BP Cuts CEO's Pay Package by 40%

BP has cut the total pay package for its CEO Bob Dudley to $11.6mn, 40% less than he got for 2015.

The disclosure was made in the UK major’s 2016 Annual Report released April 6.

The near-$8mn reduction in Dudley’s remuneration, from $19.4mn in 2015, was roughly 50% due to lower pension contributions, and some 50% as a result of discretion exercised by BP’s remuneration committee.

It exercised discretion after BP lost a vote about remuneration at its 2016 annual general meeting, and ahead of a new remuneration policy to be voted on at its May 2017 AGM. Worth recalling is that BP in 2016 had recommended that Dudley’s pay be increased.

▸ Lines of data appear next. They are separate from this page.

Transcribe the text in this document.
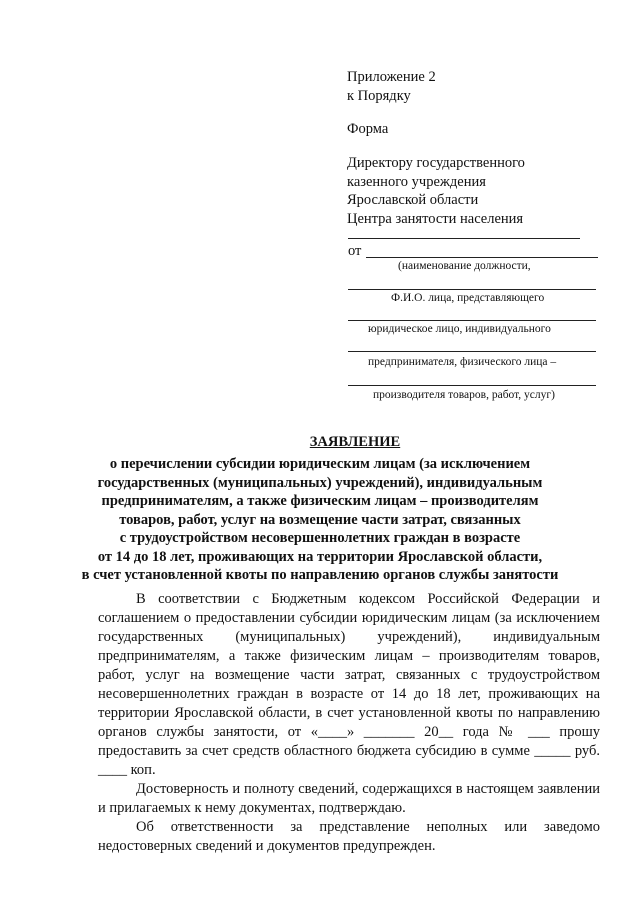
Приложение 2
к Порядку
Форма
Директору государственного
казенного учреждения
Ярославской области
Центра занятости населения
от
(наименование должности,
Ф.И.О. лица, представляющего
юридическое лицо, индивидуального
предпринимателя, физического лица –
производителя товаров, работ, услуг)
ЗАЯВЛЕНИЕ
о перечислении субсидии юридическим лицам (за исключением
государственных (муниципальных) учреждений), индивидуальным
предпринимателям, а также физическим лицам – производителям
товаров, работ, услуг на возмещение части затрат, связанных
с трудоустройством несовершеннолетних граждан в возрасте
от 14 до 18 лет, проживающих на территории Ярославской области,
в счет установленной квоты по направлению органов службы занятости

В соответствии с Бюджетным кодексом Российской Федерации и соглашением о предоставлении субсидии юридическим лицам (за исключением государственных (муниципальных) учреждений), индивидуальным предпринимателям, а также физическим лицам – производителям товаров, работ, услуг на возмещение части затрат, связанных с трудоустройством несовершеннолетних граждан в возрасте от 14 до 18 лет, проживающих на территории Ярославской области, в счет установленной квоты по направлению органов службы занятости, от «____» _______ 20__ года № ___ прошу предоставить за счет средств областного бюджета субсидию в сумме _____ руб. ____ коп.

Достоверность и полноту сведений, содержащихся в настоящем заявлении и прилагаемых к нему документах, подтверждаю.

Об ответственности за представление неполных или заведомо недостоверных сведений и документов предупрежден.
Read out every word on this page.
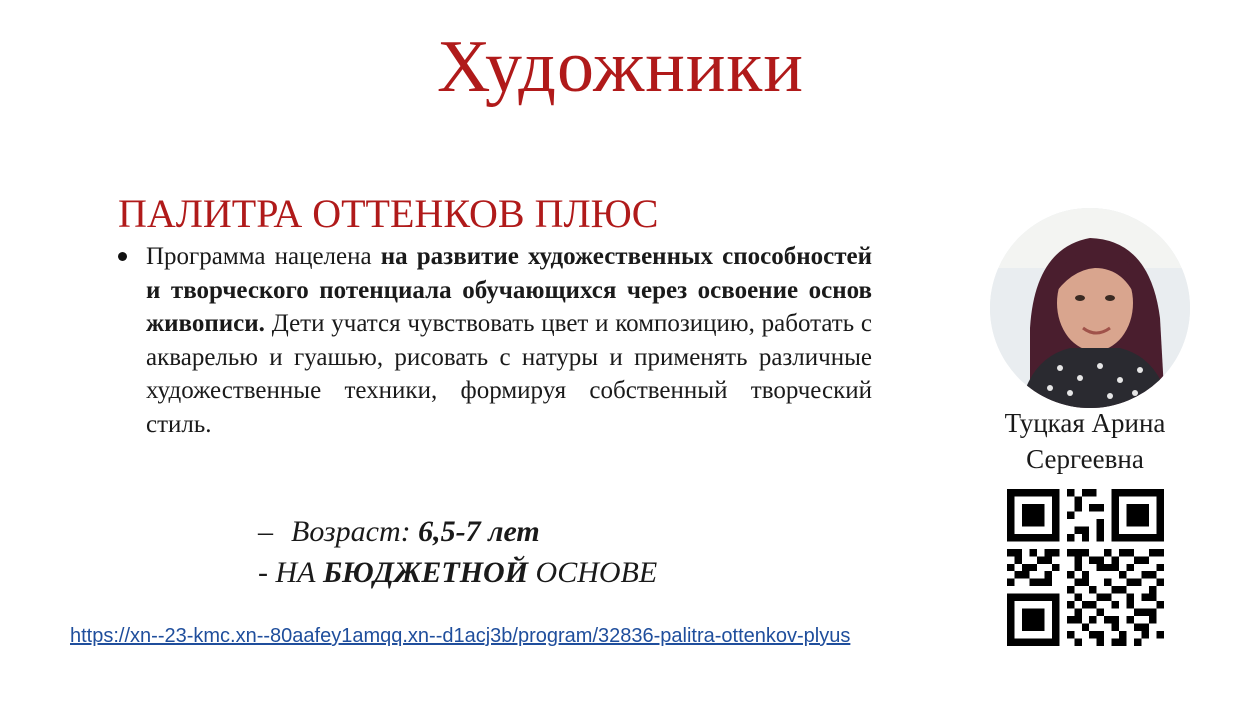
Художники
ПАЛИТРА ОТТЕНКОВ ПЛЮС
Программа нацелена на развитие художественных способностей и творческого потенциала обучающихся через освоение основ живописи. Дети учатся чувствовать цвет и композицию, работать с акварелью и гуашью, рисовать с натуры и применять различные художественные техники, формируя собственный творческий стиль.
– Возраст: 6,5-7 лет
- НА БЮДЖЕТНОЙ ОСНОВЕ
https://xn--23-kmc.xn--80aafey1amqq.xn--d1acj3b/program/32836-palitra-ottenkov-plyus
Туцкая Арина
Сергеевна
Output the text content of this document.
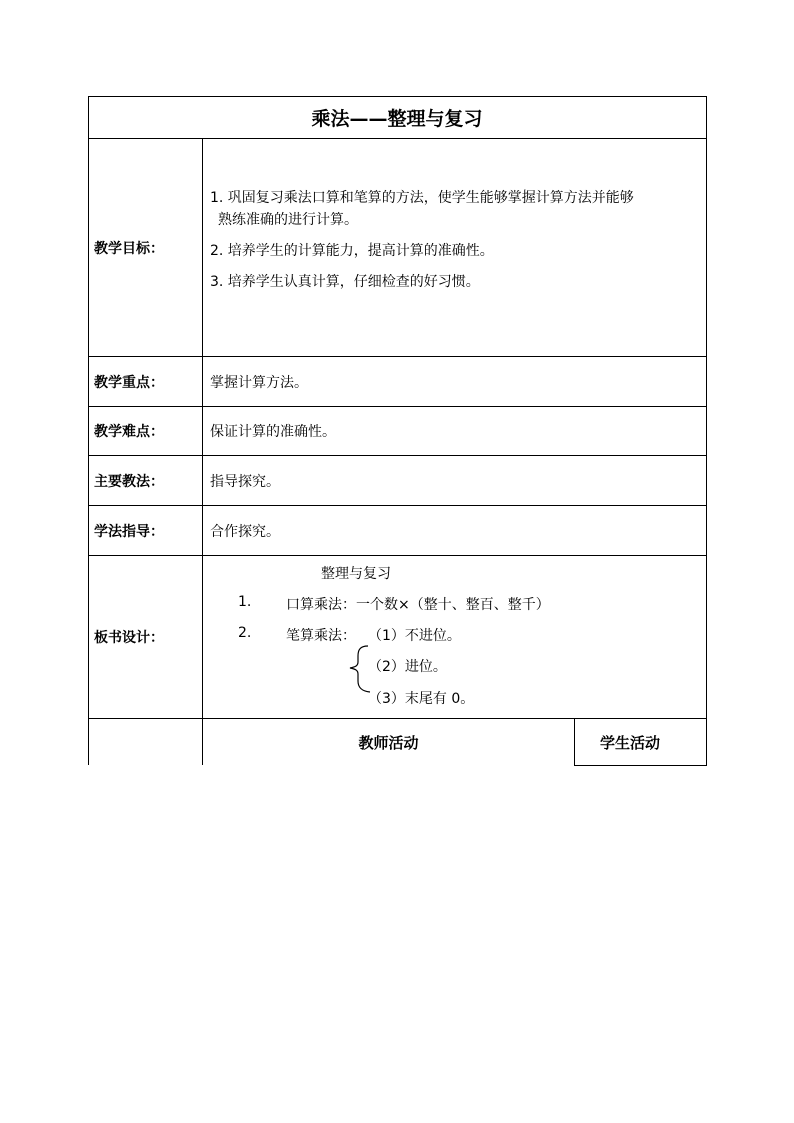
乘法——整理与复习
教学目标：
1. 巩固复习乘法口算和笔算的方法，使学生能够掌握计算方法并能够
熟练准确的进行计算。
2. 培养学生的计算能力，提高计算的准确性。
3. 培养学生认真计算，仔细检查的好习惯。
教学重点：	掌握计算方法。
教学难点：	保证计算的准确性。
主要教法：	指导探究。
学法指导：	合作探究。
板书设计：
整理与复习
1. 口算乘法：一个数×（整十、整百、整千）
2. 笔算乘法： （1）不进位。
（2）进位。
（3）末尾有 0。
教师活动	学生活动
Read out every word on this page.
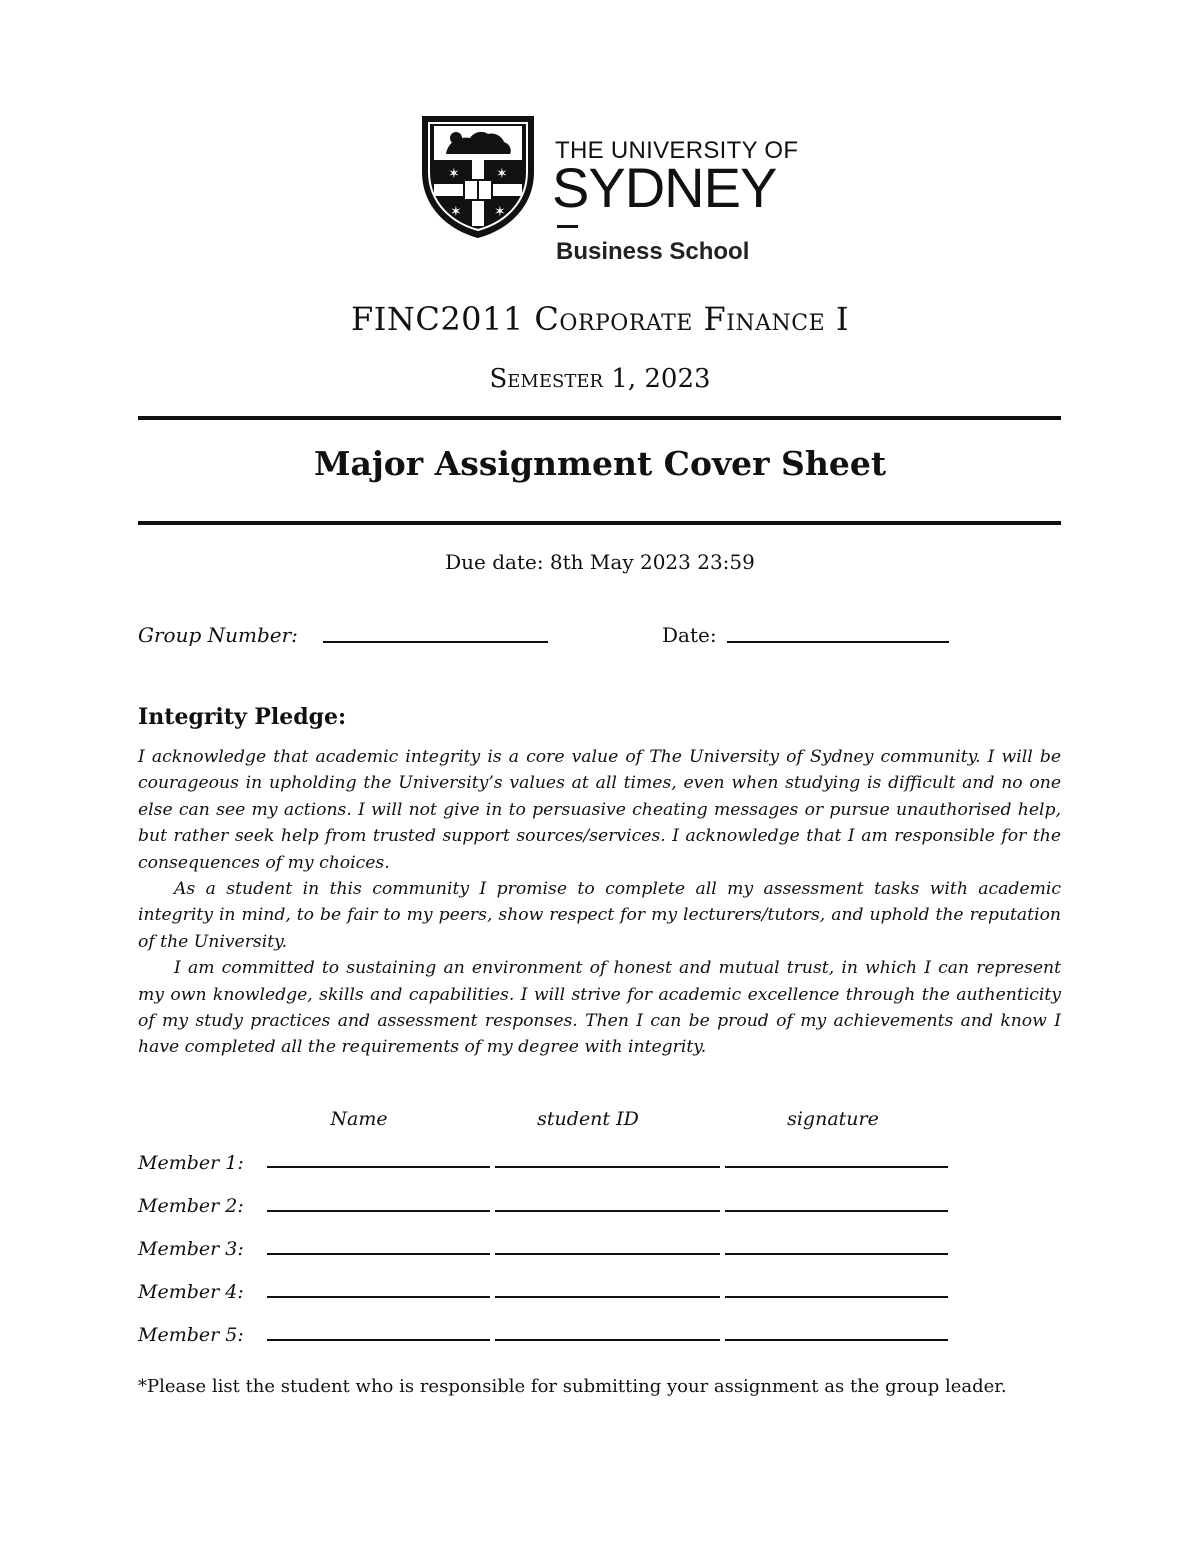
✶	✶
✶ ✶
THE UNIVERSITY OF
SYDNEY
Business School
FINC2011 Corporate Finance I
Semester 1, 2023
Major Assignment Cover Sheet
Due date: 8th May 2023 23:59
Group Number:	Date:
Integrity Pledge:

I acknowledge that academic integrity is a core value of The University of Sydney community. I will be courageous in upholding the University’s values at all times, even when studying is difficult and no one else can see my actions. I will not give in to persuasive cheating messages or pursue unauthorised help, but rather seek help from trusted support sources/services. I acknowledge that I am responsible for the consequences of my choices.

As a student in this community I promise to complete all my assessment tasks with academic integrity in mind, to be fair to my peers, show respect for my lecturers/tutors, and uphold the reputation of the University.

I am committed to sustaining an environment of honest and mutual trust, in which I can represent my own knowledge, skills and capabilities. I will strive for academic excellence through the authenticity of my study practices and assessment responses. Then I can be proud of my achievements and know I have completed all the requirements of my degree with integrity.

Name	student ID	signature
Member 1:
Member 2:
Member 3:
Member 4:
Member 5:
*Please list the student who is responsible for submitting your assignment as the group leader.
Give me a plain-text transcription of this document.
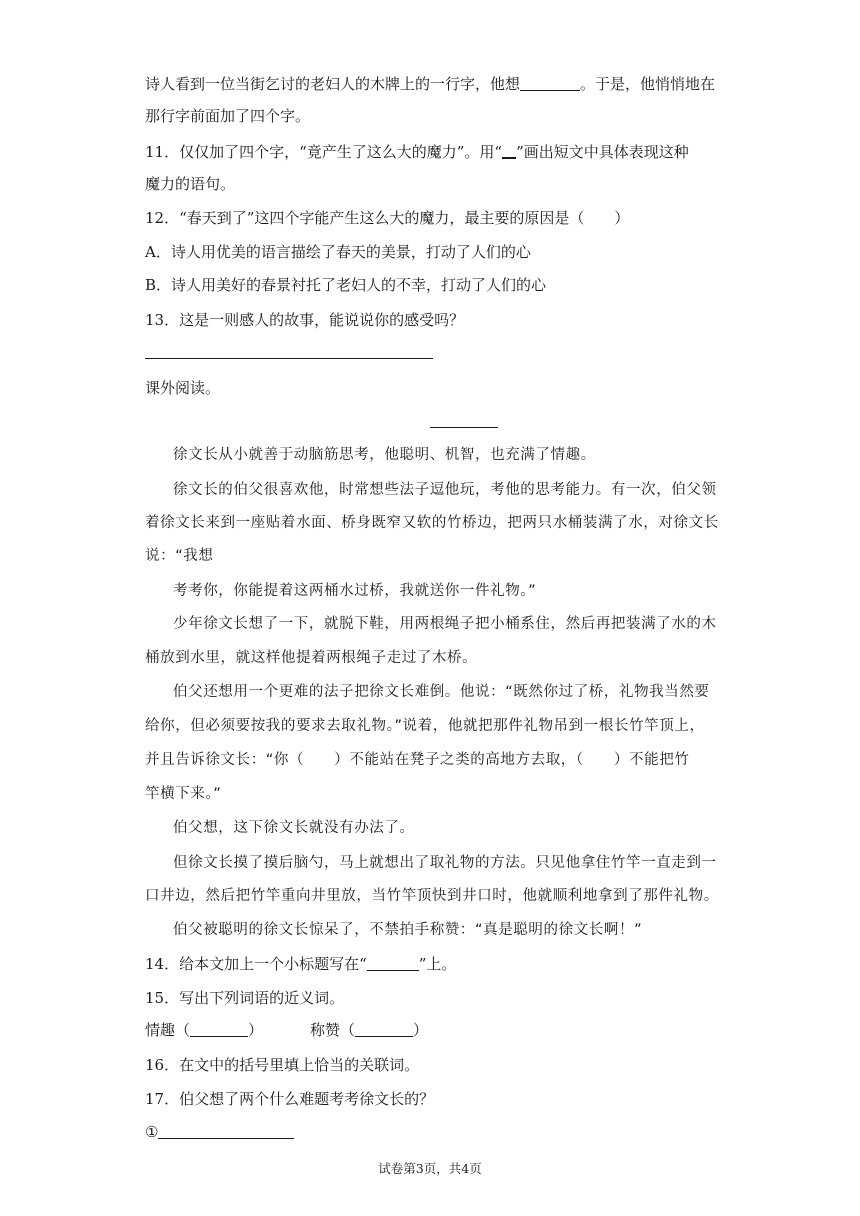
诗人看到一位当街乞讨的老妇人的木牌上的一行字，他想	。于是，他悄悄地在
那行字前面加了四个字。
11．仅仅加了四个字，“竟产生了这么大的魔力”。用“ ”画出短文中具体表现这种
魔力的语句。
12．“春天到了”这四个字能产生这么大的魔力，最主要的原因是（　　）
A．诗人用优美的语言描绘了春天的美景，打动了人们的心
B．诗人用美好的春景衬托了老妇人的不幸，打动了人们的心
13．这是一则感人的故事，能说说你的感受吗？
课外阅读。
徐文长从小就善于动脑筋思考，他聪明、机智，也充满了情趣。
徐文长的伯父很喜欢他，时常想些法子逗他玩，考他的思考能力。有一次，伯父领
着徐文长来到一座贴着水面、桥身既窄又软的竹桥边，把两只水桶装满了水，对徐文长
说：“我想
考考你，你能提着这两桶水过桥，我就送你一件礼物。”
少年徐文长想了一下，就脱下鞋，用两根绳子把小桶系住，然后再把装满了水的木
桶放到水里，就这样他提着两根绳子走过了木桥。
伯父还想用一个更难的法子把徐文长难倒。他说：“既然你过了桥，礼物我当然要
给你，但必须要按我的要求去取礼物。”说着，他就把那件礼物吊到一根长竹竿顶上，
并且告诉徐文长：“你（　　）不能站在凳子之类的高地方去取，（　　）不能把竹
竿横下来。”
伯父想，这下徐文长就没有办法了。
但徐文长摸了摸后脑勺，马上就想出了取礼物的方法。只见他拿住竹竿一直走到一
口井边，然后把竹竿重向井里放，当竹竿顶快到井口时，他就顺利地拿到了那件礼物。
伯父被聪明的徐文长惊呆了，不禁拍手称赞：“真是聪明的徐文长啊！”
14．给本文加上一个小标题写在“	”上。
15．写出下列词语的近义词。
情趣（	）	称赞（	）
16．在文中的括号里填上恰当的关联词。
17．伯父想了两个什么难题考考徐文长的？
①
试卷第3页，共4页
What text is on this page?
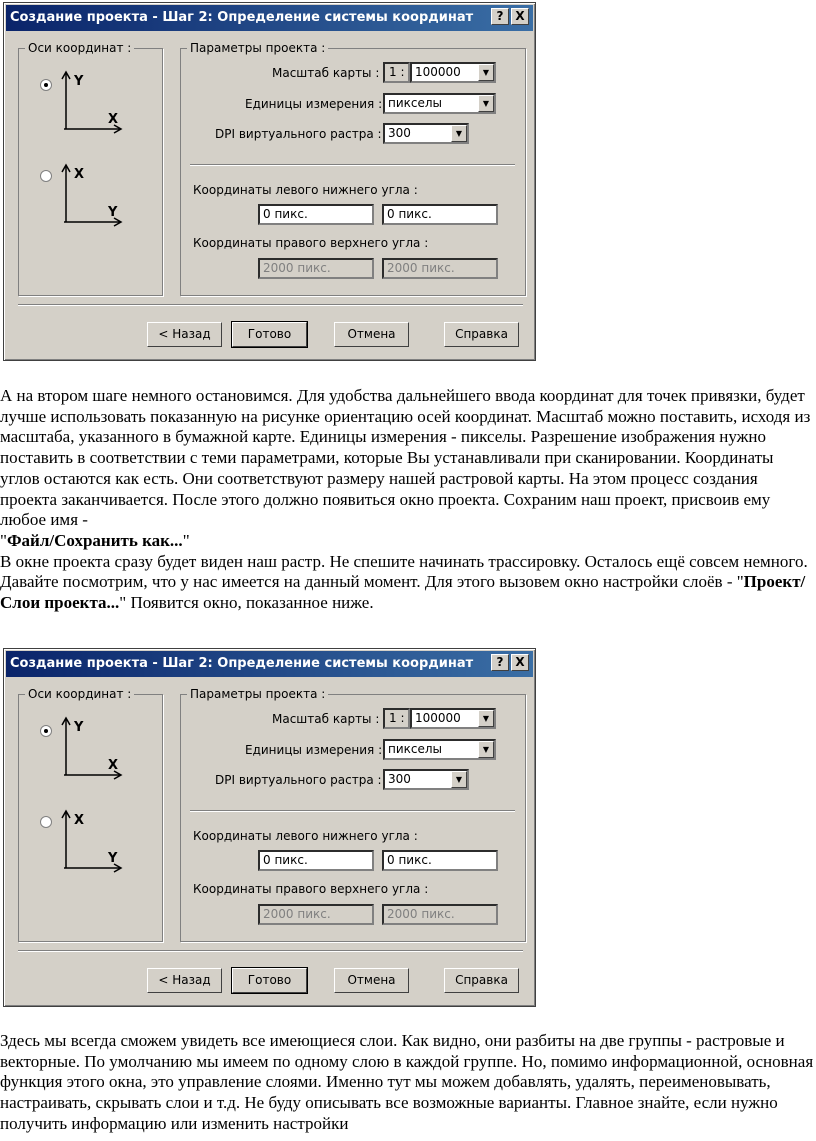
Создание проекта - Шаг 2: Определение системы координат	? X
Оси координат :
Y
X
X
Y
Параметры проекта :
Масштаб карты : 1 : 100000	▼
Единицы измерения : пикселы	▼
DPI виртуального растра : 300	▼
Координаты левого нижнего угла :
0 пикс.	0 пикс.
Координаты правого верхнего угла :
2000 пикс.	2000 пикс.
< Назад	Готово	Отмена	Справка

А на втором шаге немного остановимся. Для удобства дальнейшего ввода координат для точек привязки, будет лучше использовать показанную на рисунке ориентацию осей координат. Масштаб можно поставить, исходя из масштаба, указанного в бумажной карте. Единицы измерения - пикселы. Разрешение изображения нужно поставить в соответствии с теми параметрами, которые Вы устанавливали при сканировании. Координаты углов остаются как есть. Они соответствуют размеру нашей растровой карты. На этом процесс создания проекта заканчивается. После этого должно появиться окно проекта. Сохраним наш проект, присвоив ему любое имя -
"Файл/Сохранить как..."

В окне проекта сразу будет виден наш растр. Не спешите начинать трассировку. Осталось ещё совсем немного. Давайте посмотрим, что у нас имеется на данный момент. Для этого вызовем окно настройки слоёв - "Проект/Слои проекта..." Появится окно, показанное ниже.

Создание проекта - Шаг 2: Определение системы координат	? X
Оси координат :
Y
X
X
Y
Параметры проекта :
Масштаб карты : 1 : 100000	▼
Единицы измерения : пикселы	▼
DPI виртуального растра : 300	▼
Координаты левого нижнего угла :
0 пикс.	0 пикс.
Координаты правого верхнего угла :
2000 пикс.	2000 пикс.
< Назад	Готово	Отмена	Справка

Здесь мы всегда сможем увидеть все имеющиеся слои. Как видно, они разбиты на две группы - растровые и векторные. По умолчанию мы имеем по одному слою в каждой группе. Но, помимо информационной, основная функция этого окна, это управление слоями. Именно тут мы можем добавлять, удалять, переименовывать, настраивать, скрывать слои и т.д. Не буду описывать все возможные варианты. Главное знайте, если нужно получить информацию или изменить настройки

BP CEO Bob Dudley (Photo credit: BP)

“We believe the new policy is simpler, more transparent and has strategic focus,” said remuneration committee chair Ann Dowling (pictured below), a world expert on the design of quiet airplanes and the Cambridge University professor of mechanical engineering.

Professor Dame Ann Dowling (Photo credit: Cambridge Univ)

A BP spokesman said that Dudley’s basic pay was not cut, having remained unchanged from 2014, and that any non-payment of performance bonuses did not relate to any specific BP project or strategy.

Iranian waivers extended

Elsewhere in the annual report, BP confirmed that waivers from EU and US authorities regarding to Iranian participation in the BP-operated Shah Deniz gasfield, in the Azeri part of the Caspian Sea, continue to apply – meaning that Iranian state NICO’s continued 10% stake does not incur any penalties for Shah Deniz and associated developments. BP’s share in the field is 28.8%. Gas from Shah Deniz phase 2 is expected to reach Europe by 2021.

BP has also cleared up things with US authorities over the UK Rhum gasfield that it operates.

BP and state-owned Iranian Oil Company each have 50% interests in Rhum field, shut in because of sanctions against Tehran from 2010-14. Production resumed, under temporary UK government control in late 2014. Since then, BP’s latest annual report discloses: “The temporary management scheme ceased, with control and management of IOC UK’s interest passing back to IOC UK, and BP obtained an updated [US Office of Foreign Assets Control] OFAC licence in relation to the continued operation of Rhum on 29 September 2016.”